Anderson heard stories from students of siblings who were kicked out of the house for drug problems. Other students wouldn’t show up for weeks because their families had lost their homes. “I realized it was a whole different world I hadn’t experienced because I was lucky to have a more privileged life,” she says. “People face a whole lot of other problems beyond getting good grades.”
Anderson developed a tutoring curriculum that went beyond teaching math and reading. It focused on personal development, on goal setting and time management. That curriculum gave Anderson her first experience with entrepreneurship. “I saw problems in education that I wanted to address,” she says. “I started working on that curriculum and realized I liked creating something from scratch. That was the first thing I had built.”
“Her deep passion for education shines through in everything she does.”
Michael Ioffe ’21, co-founder of Arist
After Anderson graduated from high school, she took a gap year. For five months, she remained in Oregon to continue tutoring, and then she worked for a human rights group, helping with public service announcements in Costa Rica, Scotland, and Argentina.
When she came to Babson, she wanted to continue working in education, and joining eTower, she soon met Michael Ioffe ’21 and Ryan Laverty ’20, who already were working on Arist. “The idea was exciting to me,” says Anderson, who serves as Arist’s vice president of operations. “I thought it was a great opportunity to help run a company.”
Her fellow co-founders, Ioffe and Laverty, feel fortunate to have her on the team. “Her deep passion for education shines through in everything she does,” Ioffe says. “In a startup, everything is moving quickly and critical needs often arise out of left field, and Maxine is a jack-of-all-trades that can handle literally anything.”
The Perfect School
Since its founding in 2018, Arist has seen tremendous growth.

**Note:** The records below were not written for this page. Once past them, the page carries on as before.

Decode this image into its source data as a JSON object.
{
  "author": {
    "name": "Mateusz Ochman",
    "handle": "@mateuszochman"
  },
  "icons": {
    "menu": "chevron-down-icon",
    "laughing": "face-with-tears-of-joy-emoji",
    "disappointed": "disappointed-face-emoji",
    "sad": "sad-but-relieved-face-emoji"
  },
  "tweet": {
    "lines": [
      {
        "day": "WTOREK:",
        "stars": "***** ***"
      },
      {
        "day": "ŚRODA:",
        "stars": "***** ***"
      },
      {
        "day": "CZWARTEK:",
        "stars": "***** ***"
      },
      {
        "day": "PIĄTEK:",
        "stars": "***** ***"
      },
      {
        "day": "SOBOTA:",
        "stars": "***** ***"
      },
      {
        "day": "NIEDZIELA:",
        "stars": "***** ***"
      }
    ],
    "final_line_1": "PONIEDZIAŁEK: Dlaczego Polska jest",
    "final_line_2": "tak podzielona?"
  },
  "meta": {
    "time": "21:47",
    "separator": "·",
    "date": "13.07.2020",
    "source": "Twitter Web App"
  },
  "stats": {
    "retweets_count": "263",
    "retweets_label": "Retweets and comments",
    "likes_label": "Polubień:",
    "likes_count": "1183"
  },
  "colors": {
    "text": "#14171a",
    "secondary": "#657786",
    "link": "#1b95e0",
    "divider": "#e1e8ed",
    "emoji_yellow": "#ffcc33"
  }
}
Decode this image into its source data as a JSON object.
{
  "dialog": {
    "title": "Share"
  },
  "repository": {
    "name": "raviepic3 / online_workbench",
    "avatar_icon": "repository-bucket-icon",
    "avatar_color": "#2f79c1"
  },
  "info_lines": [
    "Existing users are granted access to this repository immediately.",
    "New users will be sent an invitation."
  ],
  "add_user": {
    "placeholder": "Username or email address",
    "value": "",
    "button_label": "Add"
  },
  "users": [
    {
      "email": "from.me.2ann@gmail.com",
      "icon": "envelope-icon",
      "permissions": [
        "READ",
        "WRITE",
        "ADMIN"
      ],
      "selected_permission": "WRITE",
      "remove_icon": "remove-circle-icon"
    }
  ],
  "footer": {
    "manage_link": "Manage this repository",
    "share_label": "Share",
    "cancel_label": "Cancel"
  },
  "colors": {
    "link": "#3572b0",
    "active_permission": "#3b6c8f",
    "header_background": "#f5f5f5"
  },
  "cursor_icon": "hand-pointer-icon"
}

In October, the company announced it had raised $1.9 million in seed funding, which will allow it to hire more staff. In addition to Arist, though, Anderson also is the co-founder and director of Project W. Anderson wanted to create a place for women innovators and leaders to come together and pursue their projects in a collaborative environment.

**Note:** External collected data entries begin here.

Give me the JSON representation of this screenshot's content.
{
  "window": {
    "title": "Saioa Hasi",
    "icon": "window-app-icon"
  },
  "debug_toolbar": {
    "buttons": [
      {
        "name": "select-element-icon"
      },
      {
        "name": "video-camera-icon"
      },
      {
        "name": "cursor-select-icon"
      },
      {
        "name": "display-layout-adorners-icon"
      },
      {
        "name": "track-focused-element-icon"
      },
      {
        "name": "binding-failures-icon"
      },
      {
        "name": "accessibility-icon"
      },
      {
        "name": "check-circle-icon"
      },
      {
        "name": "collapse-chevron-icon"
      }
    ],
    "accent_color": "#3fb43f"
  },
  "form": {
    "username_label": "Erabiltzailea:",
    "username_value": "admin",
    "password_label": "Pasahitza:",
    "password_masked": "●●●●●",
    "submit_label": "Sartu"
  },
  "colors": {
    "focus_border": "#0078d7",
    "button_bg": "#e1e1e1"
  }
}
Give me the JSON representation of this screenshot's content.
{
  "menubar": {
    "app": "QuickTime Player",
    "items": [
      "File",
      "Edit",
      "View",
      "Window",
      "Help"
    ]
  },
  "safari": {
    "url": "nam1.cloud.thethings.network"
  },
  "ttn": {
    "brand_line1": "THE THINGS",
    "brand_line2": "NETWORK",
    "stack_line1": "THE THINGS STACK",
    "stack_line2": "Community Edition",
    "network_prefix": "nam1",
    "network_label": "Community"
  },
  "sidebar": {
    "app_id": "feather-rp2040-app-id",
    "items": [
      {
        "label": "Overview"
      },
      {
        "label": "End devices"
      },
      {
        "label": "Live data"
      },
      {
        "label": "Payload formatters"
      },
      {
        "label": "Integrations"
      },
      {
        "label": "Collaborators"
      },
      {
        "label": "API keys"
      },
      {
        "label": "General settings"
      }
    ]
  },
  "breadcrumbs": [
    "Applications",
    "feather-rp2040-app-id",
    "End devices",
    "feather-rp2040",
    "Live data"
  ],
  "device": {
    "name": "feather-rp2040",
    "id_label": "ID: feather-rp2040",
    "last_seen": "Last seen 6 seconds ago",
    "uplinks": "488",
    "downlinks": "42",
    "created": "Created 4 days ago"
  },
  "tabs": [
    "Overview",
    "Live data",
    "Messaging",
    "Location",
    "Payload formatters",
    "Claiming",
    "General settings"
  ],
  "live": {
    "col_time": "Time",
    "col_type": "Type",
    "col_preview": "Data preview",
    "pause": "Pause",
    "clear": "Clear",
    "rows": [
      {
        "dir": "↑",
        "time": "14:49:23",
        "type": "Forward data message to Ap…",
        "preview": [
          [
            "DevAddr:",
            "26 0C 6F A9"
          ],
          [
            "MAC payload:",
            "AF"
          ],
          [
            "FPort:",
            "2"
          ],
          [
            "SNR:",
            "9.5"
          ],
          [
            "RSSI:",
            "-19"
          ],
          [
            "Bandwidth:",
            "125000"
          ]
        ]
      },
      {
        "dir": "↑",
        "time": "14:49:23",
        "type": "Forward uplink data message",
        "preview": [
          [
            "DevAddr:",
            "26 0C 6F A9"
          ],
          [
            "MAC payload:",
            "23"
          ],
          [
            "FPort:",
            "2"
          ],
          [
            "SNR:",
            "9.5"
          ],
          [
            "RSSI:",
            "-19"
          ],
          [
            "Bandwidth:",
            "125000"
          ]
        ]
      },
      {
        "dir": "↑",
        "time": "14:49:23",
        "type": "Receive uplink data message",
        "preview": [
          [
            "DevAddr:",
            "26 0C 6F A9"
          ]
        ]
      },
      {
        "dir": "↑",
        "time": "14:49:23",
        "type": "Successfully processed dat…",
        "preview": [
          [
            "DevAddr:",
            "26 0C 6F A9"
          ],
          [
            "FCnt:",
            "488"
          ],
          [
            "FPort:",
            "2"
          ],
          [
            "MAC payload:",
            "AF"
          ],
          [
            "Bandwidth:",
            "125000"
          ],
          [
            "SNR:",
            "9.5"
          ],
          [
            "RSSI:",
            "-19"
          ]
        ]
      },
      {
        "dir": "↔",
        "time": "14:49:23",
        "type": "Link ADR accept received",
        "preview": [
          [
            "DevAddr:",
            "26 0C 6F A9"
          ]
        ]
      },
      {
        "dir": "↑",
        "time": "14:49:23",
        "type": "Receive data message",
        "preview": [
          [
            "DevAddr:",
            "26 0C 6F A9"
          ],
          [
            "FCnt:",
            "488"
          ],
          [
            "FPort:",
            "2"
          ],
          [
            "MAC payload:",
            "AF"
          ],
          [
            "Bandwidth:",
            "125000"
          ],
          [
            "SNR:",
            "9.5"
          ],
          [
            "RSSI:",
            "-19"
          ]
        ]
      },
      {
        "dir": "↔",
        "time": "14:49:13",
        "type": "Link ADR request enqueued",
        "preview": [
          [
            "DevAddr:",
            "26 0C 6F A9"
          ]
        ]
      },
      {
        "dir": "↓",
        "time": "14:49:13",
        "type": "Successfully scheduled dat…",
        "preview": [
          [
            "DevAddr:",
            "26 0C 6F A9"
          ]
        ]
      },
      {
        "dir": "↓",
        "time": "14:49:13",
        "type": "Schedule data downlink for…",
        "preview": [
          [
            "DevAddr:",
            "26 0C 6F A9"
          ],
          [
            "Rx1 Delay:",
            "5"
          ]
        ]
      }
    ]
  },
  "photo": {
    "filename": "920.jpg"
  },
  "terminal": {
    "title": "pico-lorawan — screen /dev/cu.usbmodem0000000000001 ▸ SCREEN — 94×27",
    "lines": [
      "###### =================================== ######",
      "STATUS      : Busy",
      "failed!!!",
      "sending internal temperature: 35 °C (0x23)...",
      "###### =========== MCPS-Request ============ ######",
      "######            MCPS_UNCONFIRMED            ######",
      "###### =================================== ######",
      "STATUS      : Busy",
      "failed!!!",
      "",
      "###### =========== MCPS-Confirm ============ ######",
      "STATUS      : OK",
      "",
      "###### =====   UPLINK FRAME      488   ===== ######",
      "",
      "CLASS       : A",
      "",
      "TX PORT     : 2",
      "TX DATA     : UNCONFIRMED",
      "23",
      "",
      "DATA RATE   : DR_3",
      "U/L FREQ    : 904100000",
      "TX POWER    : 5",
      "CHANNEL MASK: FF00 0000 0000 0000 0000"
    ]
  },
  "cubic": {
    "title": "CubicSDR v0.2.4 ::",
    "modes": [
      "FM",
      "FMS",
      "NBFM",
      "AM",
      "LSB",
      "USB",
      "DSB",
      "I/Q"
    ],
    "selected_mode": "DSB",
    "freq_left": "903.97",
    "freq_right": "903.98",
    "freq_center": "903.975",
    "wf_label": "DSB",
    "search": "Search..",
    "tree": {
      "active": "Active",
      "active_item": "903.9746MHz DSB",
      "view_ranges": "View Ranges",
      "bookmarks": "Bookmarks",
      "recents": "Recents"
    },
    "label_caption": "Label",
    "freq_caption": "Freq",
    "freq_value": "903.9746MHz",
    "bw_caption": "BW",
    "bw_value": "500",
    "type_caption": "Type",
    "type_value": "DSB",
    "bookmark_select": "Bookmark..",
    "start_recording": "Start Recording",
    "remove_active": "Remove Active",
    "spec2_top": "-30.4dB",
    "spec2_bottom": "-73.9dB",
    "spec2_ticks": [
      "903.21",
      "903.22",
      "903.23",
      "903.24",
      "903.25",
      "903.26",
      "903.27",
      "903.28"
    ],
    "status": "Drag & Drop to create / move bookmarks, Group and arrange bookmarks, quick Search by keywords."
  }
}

“It’s a place where they can be heard and feel understood,” she says. “It’s a community where they can accomplish their professional goals and innovate and create their ideas.”
In all her accomplishments, Anderson is thankful for the support she has received from the Babson community, whether that’s eTower (“You are around entrepreneurship nerds,” she says.) or the Center for Women’s Entrepreneurial Leadership, where she is a scholar (“CWEL made Babson feel like home to me.”) She even has heard from many Babson alumni, who have offered their help with Arist and Project W.
“I love Babson,” Anderson says. “It is the perfect school for me.”